Albenga. “Alla signora verrà notificata una comunicazione nella quale verrà indicata l’offerta vincitrice. Se la signora deciderà di attivare la prelazione sarà aggiudicataria della gara di pubblico incanto allo stesso prezzo di offerta”. Così si legge nel bando di pubblico incanto emesso dal Comune di Albenga, ora al centro di un caso politico divampato dopo l’annullamento, da parte della giunta Guarnieri, della cessione dell’alloggio di via Savona a una zia disabile del consigliere Silvio Cangialosi.
“Basta leggere il bando sull’alienazione dell’immobile in via Savona per smascherare le tante bugie dette dalla minoranza comunale di Albenga in queste ultime ore. I consiglieri comunali di centro sinistra, Tabbò, Varalli, Vio e Pelosi, fanno come Pinocchio” afferma l’assessore ai servizi sociali Eraldo Ciangherotti.
“A leggere attentamente l’avviso di pubblico incanto – osserva Ciangherotti – si capisce che la vendita dell’alloggio destinato a casa protetta per soggetti portatori di handicap, con annessa cantina, era riservata a qualunque nucleo familiare con soggetto portatore di handicap. Dunque la passata amministrazione Tabbò non aveva previsto nessuna garanzia di disponibilità a vita dell’abitazione per il disabile grave attualmente residente nell’alloggio da oltre 25 anni con la sua mamma”.

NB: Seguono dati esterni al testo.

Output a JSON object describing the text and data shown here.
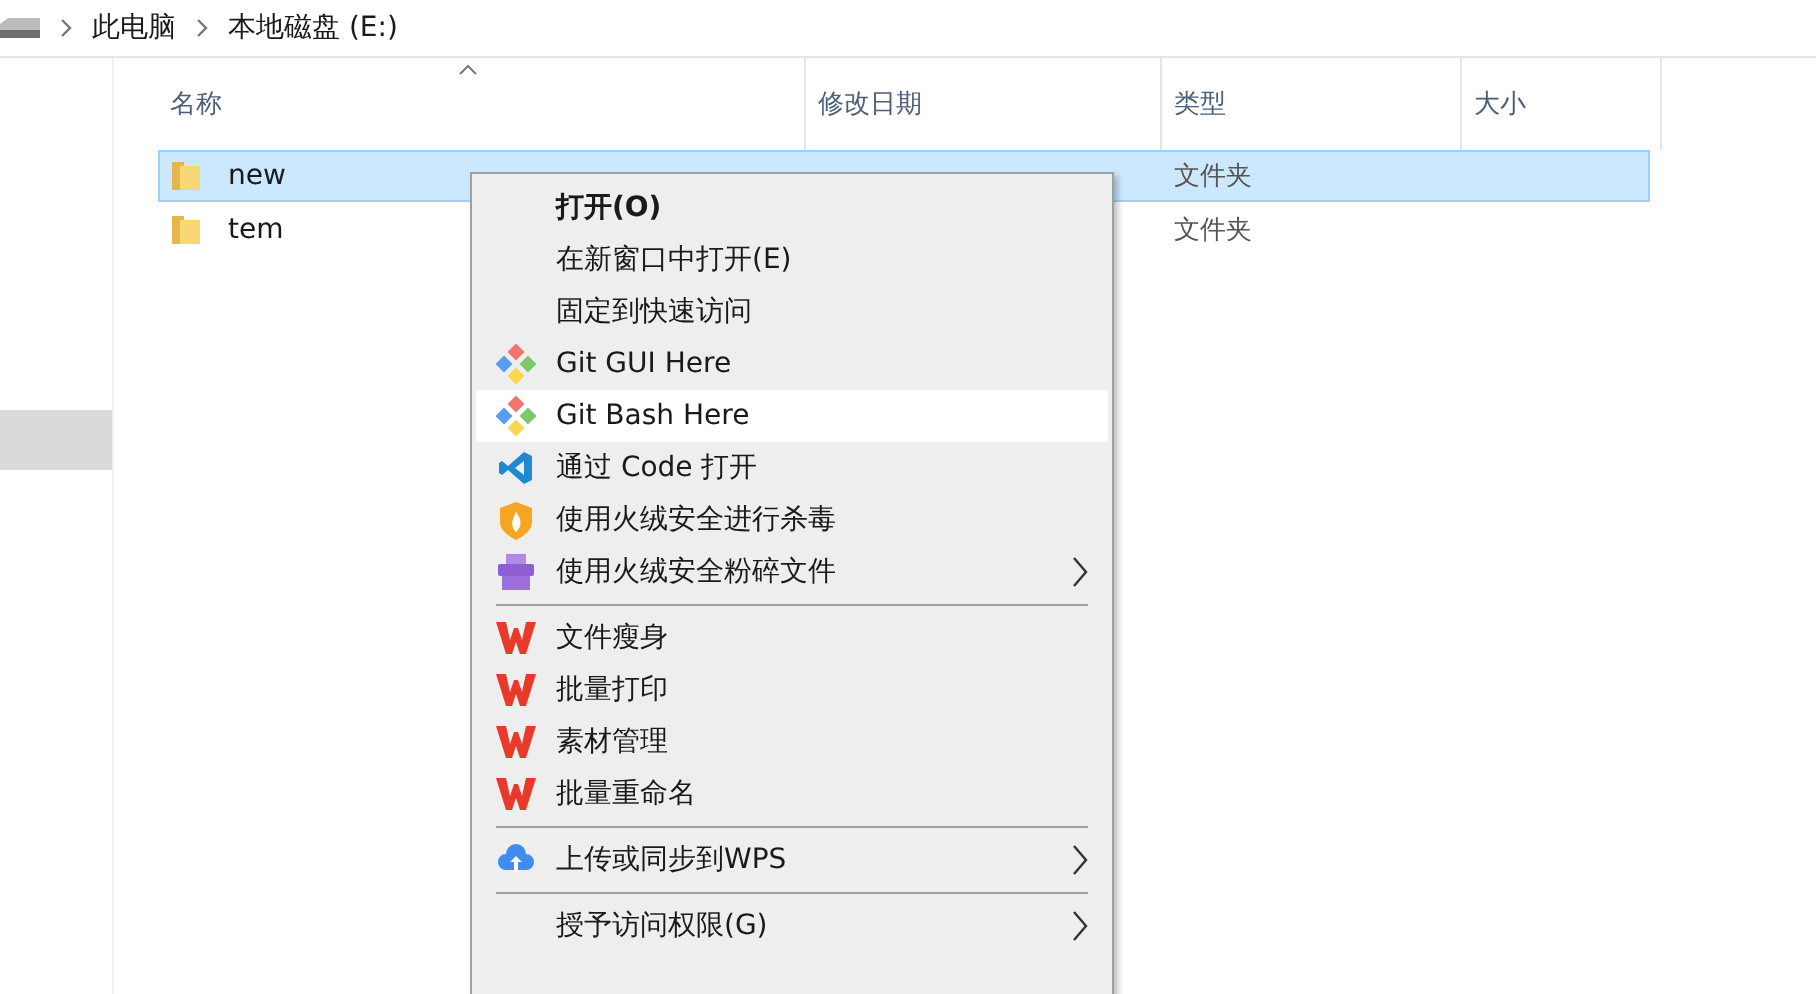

“Nessuna garanzia – prosegue Ciangherotti – Solo il semplice diritto di prelazione, esercitabile esclusivamente sull’offerta economica di acquisto vincente e quindi la più alta presentata in busta chiusa. Ciò significa che o la famiglia attualmente residente, la mamma ultraottantenne con la figlia anziana gravemente disabile a carico, sarebbe riuscita ad offrire la stessa somma economica pari all’offerta più alta presentata (paradossalmente anche il doppio del valore dell’immobile stimato dal Comune in 160.000 euro) o l’attuale occupante disabile grave avrebbe dovuto immediatamente sgomberare l’alloggio in favore del nuovo proprietario, per l’acquisto effettuato”.
“In conclusione, per chi, nella minoranza comunale, non avesse ancora capito, il bando prevedeva che il nuovo acquirente sarebbe entrato nella totale disponibilità della casa. Il resto della polemica è tutta demagogia ai danni solo del mondo dei disabili” conclude Ciangherotti.